Thursday, 18 October, 2018

Nigeria to witness sluggish economic growth in 2019

Nellie Chapman | 10 October, 2018, 19:46

In 2017, India had clocked a 6.7% growth rate.

The IMF also cut its outlook for China as a result of the tariffs, shaving its projection for growth next year to 6.2 per cent, down 0.2 point from three months ago. The fund downgraded its forecast for USA growth next year to 2.5 per cent, down 0.2 percentage point from July, after factoring in the impact of tariffs imposed by the Trump administration and retaliatory duties by other nations.

It said that a full-blown trade war between the United States and China would put a significant dent in economic recovery.
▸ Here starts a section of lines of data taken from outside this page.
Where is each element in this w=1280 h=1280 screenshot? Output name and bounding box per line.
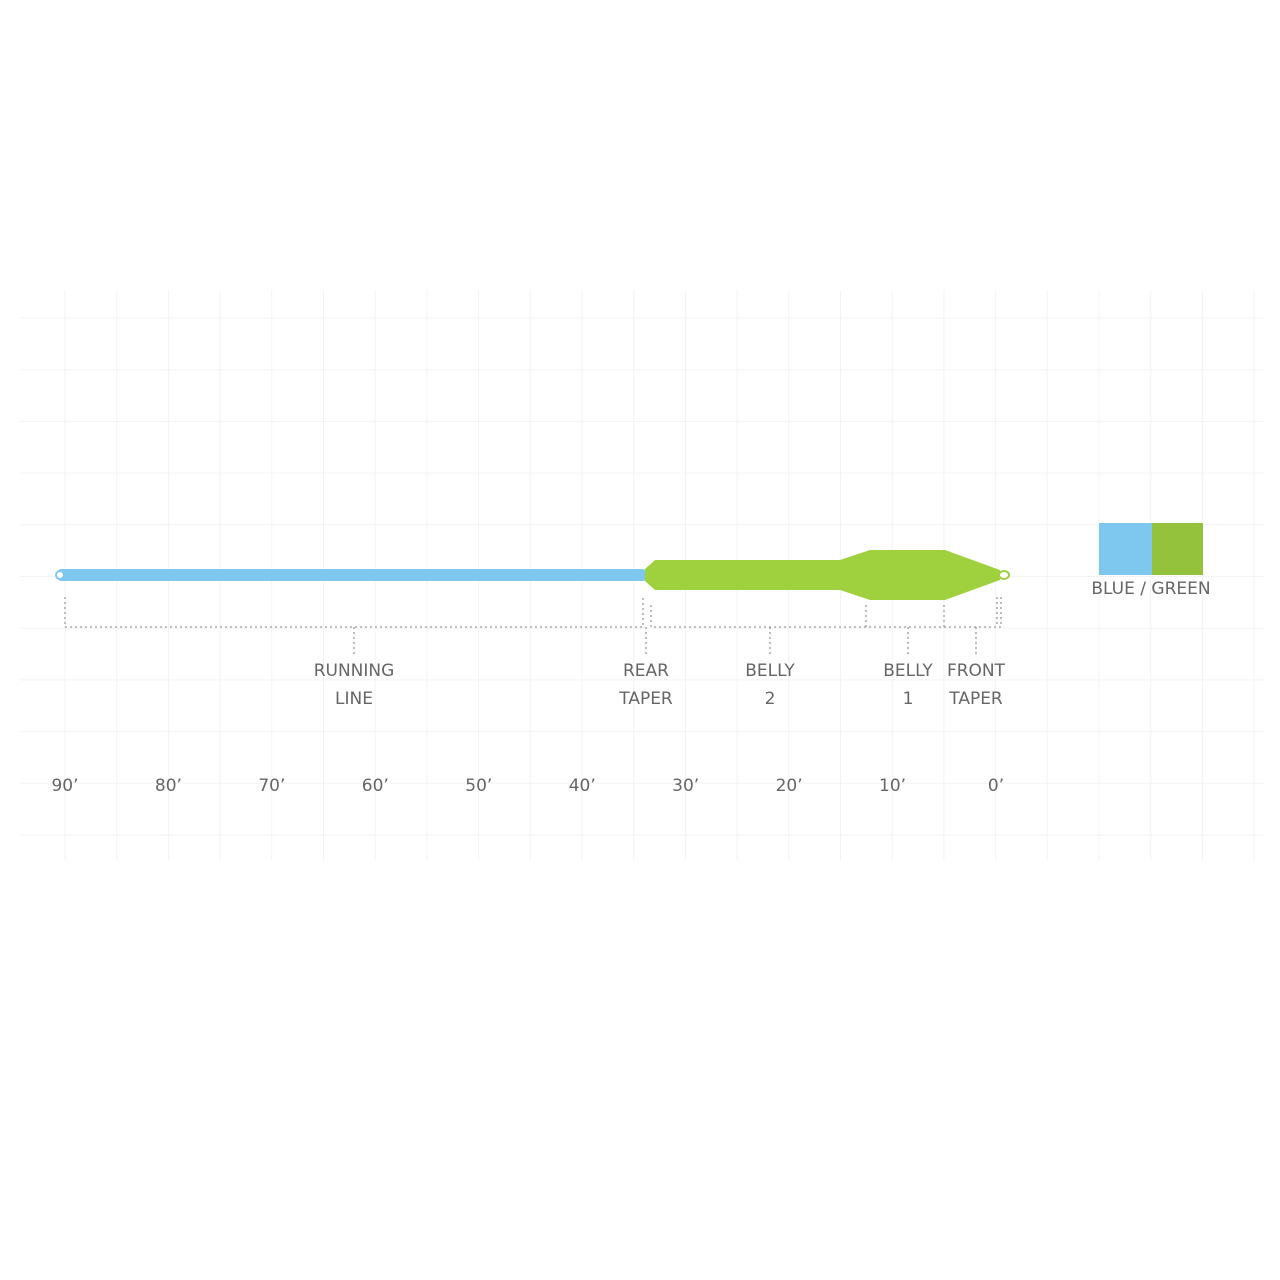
scale-label: 60’ xyxy=(362,776,389,796)
scale-label: 80’ xyxy=(155,776,182,796)
front-loop xyxy=(998,570,1010,580)
segment-label: RUNNING xyxy=(314,661,395,681)
segment-label: 1 xyxy=(903,689,914,709)
brackets xyxy=(64,597,1002,657)
rear-loop xyxy=(55,570,65,580)
segment-label: TAPER xyxy=(948,689,1003,709)
head xyxy=(645,550,1000,600)
legend-label: BLUE / GREEN xyxy=(1091,579,1210,599)
scale-label: 70’ xyxy=(258,776,285,796)
legend-green xyxy=(1152,523,1203,575)
segment-labels: RUNNING LINE REAR TAPER BELLY 2 BELLY 1 FRONT TAP… xyxy=(314,661,1006,709)
scale-label: 50’ xyxy=(465,776,492,796)
segment-label: BELLY xyxy=(745,661,795,681)
scale: 90’ 80’ 70’ 60’ 50’ 40’ 30’ 20’ 10’ 0’ xyxy=(51,776,1004,796)
running-line xyxy=(56,569,648,581)
scale-label: 40’ xyxy=(569,776,596,796)
segment-label: REAR xyxy=(623,661,669,681)
segment-label: LINE xyxy=(335,689,373,709)
segment-label: BELLY xyxy=(883,661,933,681)
scale-label: 10’ xyxy=(879,776,906,796)
scale-label: 0’ xyxy=(988,776,1004,796)
scale-label: 30’ xyxy=(672,776,699,796)
segment-label: 2 xyxy=(765,689,776,709)
segment-label: FRONT xyxy=(947,661,1006,681)
scale-label: 20’ xyxy=(776,776,803,796)
scale-label: 90’ xyxy=(51,776,78,796)
segment-label: TAPER xyxy=(618,689,673,709)
legend-blue xyxy=(1099,523,1152,575)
In April, the International Monetary Fund was forecasting 2.9 per cent for Australia next year.

"Notwithstanding the present demand momentum, we have downgraded our 2019 U.S. growth forecast owing to the recently enacted tariffs on a wide range of imports from China and China's retaliation".

Based on the trade tariffs already in place, the organisation revised down its estimates of world growth this year and next by 0.2 of a percentage point to a still healthy 3.7 per cent.
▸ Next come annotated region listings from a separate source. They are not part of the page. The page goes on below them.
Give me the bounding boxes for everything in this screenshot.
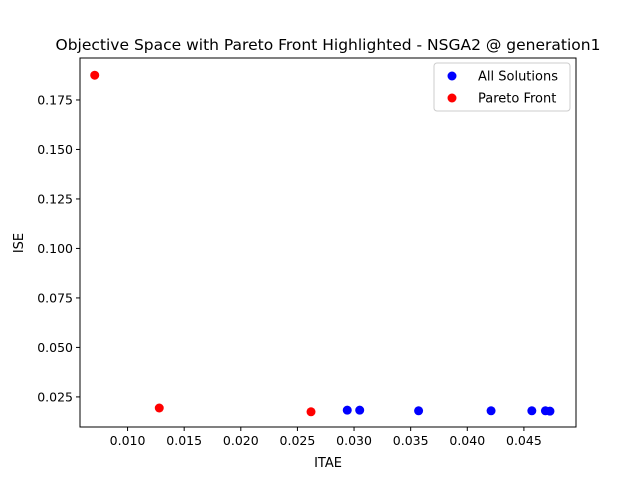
- x-tick-label: 0.040: [449, 433, 485, 448]
- y-tick-label: 0.150: [37, 142, 73, 157]
- y-tick-label: 0.025: [37, 389, 73, 404]
- x-tick-label: 0.035: [393, 433, 429, 448]
- legend-label: All Solutions: [478, 70, 558, 85]
- legend: All Solutions Pareto Front: [433, 62, 571, 112]
- x-tick-label: 0.045: [506, 433, 542, 448]
- all-solutions-point: [342, 405, 352, 415]
- x-tick-label: 0.010: [110, 433, 146, 448]
- pareto-front-point: [90, 70, 100, 80]
- x-axis: 0.010 0.015 0.020 0.025 0.030 0.035 0.040 0.045: [110, 427, 542, 448]
- all-solutions-point: [414, 406, 424, 416]
- all-solutions-point: [486, 406, 496, 416]
- y-axis: 0.025 0.050 0.075 0.100 0.125 0.150 0.175: [37, 92, 80, 404]
- plot-area: [90, 70, 555, 417]
- all-solutions-point: [527, 406, 537, 416]
- pareto-front-point: [154, 403, 164, 413]
- all-solutions-point: [545, 406, 555, 416]
- legend-box: [433, 62, 571, 112]
- legend-items: All Solutions Pareto Front: [447, 70, 558, 107]
- chart-title: Objective Space with Pareto Front Highli…: [56, 36, 601, 54]
- legend-marker: [447, 93, 457, 103]
- x-tick-label: 0.020: [223, 433, 259, 448]
- x-axis-label: ITAE: [314, 456, 342, 471]
- x-tick-label: 0.015: [166, 433, 202, 448]
- y-tick-label: 0.125: [37, 191, 73, 206]
- axes-frame: [79, 57, 577, 428]
- x-tick-label: 0.030: [336, 433, 372, 448]
- legend-label: Pareto Front: [478, 92, 556, 107]
- pareto-front-point: [306, 407, 316, 417]
- y-tick-label: 0.100: [37, 241, 73, 256]
- legend-marker: [447, 71, 457, 81]
- x-tick-label: 0.025: [280, 433, 316, 448]
- y-tick-label: 0.050: [37, 340, 73, 355]
- y-axis-label: ISE: [12, 233, 27, 253]
- y-tick-label: 0.075: [37, 290, 73, 305]
- all-solutions-point: [355, 405, 365, 415]
- y-tick-label: 0.175: [37, 92, 73, 107]
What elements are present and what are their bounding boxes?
The IMF announced it had reduced its outlook on the global economy to a 3.7% growth rate for this year and next, down 0.2% from what it had originally predicted in July.
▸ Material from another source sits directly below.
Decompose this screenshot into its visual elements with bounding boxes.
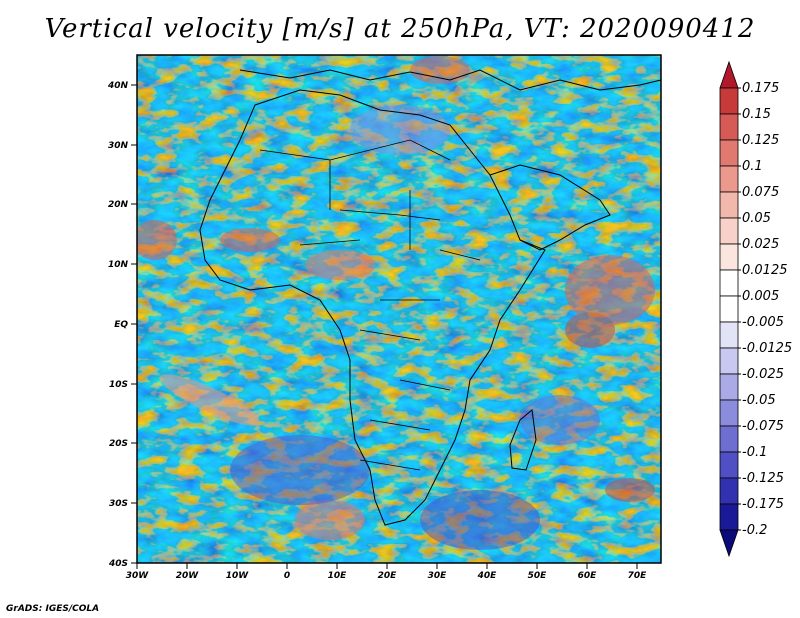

According to experts, such rise in the United States dollar rate against Pakistani rupee is an impact of government's decision to approach the International Monetary Fund (IMF) in order to handle the financial crisis that Pakistan is facing.

India's medium-term growth prospects remain strong at 7.75 per cent, benefiting from ongoing structural reform.

Pakistan's central bank issued a statement on October 9 saying the plunge in the rupee was due in part to rising oil prices, which have hiked the cost of imported oil and thus are putting pressure on Pakistan's large trade deficit.

According to the World Economic Outlook, in India, reform priorities include reviving bank credit and enhancing the efficiency of credit provision by accelerating the cleanup of bank and corporate balance sheets and improving the governance of public sector banks.

The cut its 2019 U.S. growth forecast to 2.5 percent from 2.7 percent previously, while it reduced China's 2019 growth forecast to 6.2 percent from 6.4 percent.

The IMF said a high interest burden and risks from rising yields in India also require continued focus on debt reduction to establish policy credibility and build buffers.

As part of its new Global Financial Stability Report, the International Monetary Fund said on Wednesday that financial institutions to "step up their preparations for a post-Brexit landscape" and prepare for the worst case scenario - a no-deal Brexit, also known as a hard Brexit.

The financial market volatility will likely continue next year, because the US Federal Reserve, after raising the federal funds rate by 25 basis points in its September 26 meeting, nonetheless signaled another rate hike by the end of this year and maintained its projection for three rate hikes in 2019. "Any sharp reversal for emerging markets would pose a significant threat to advanced economies", said Obstfeld.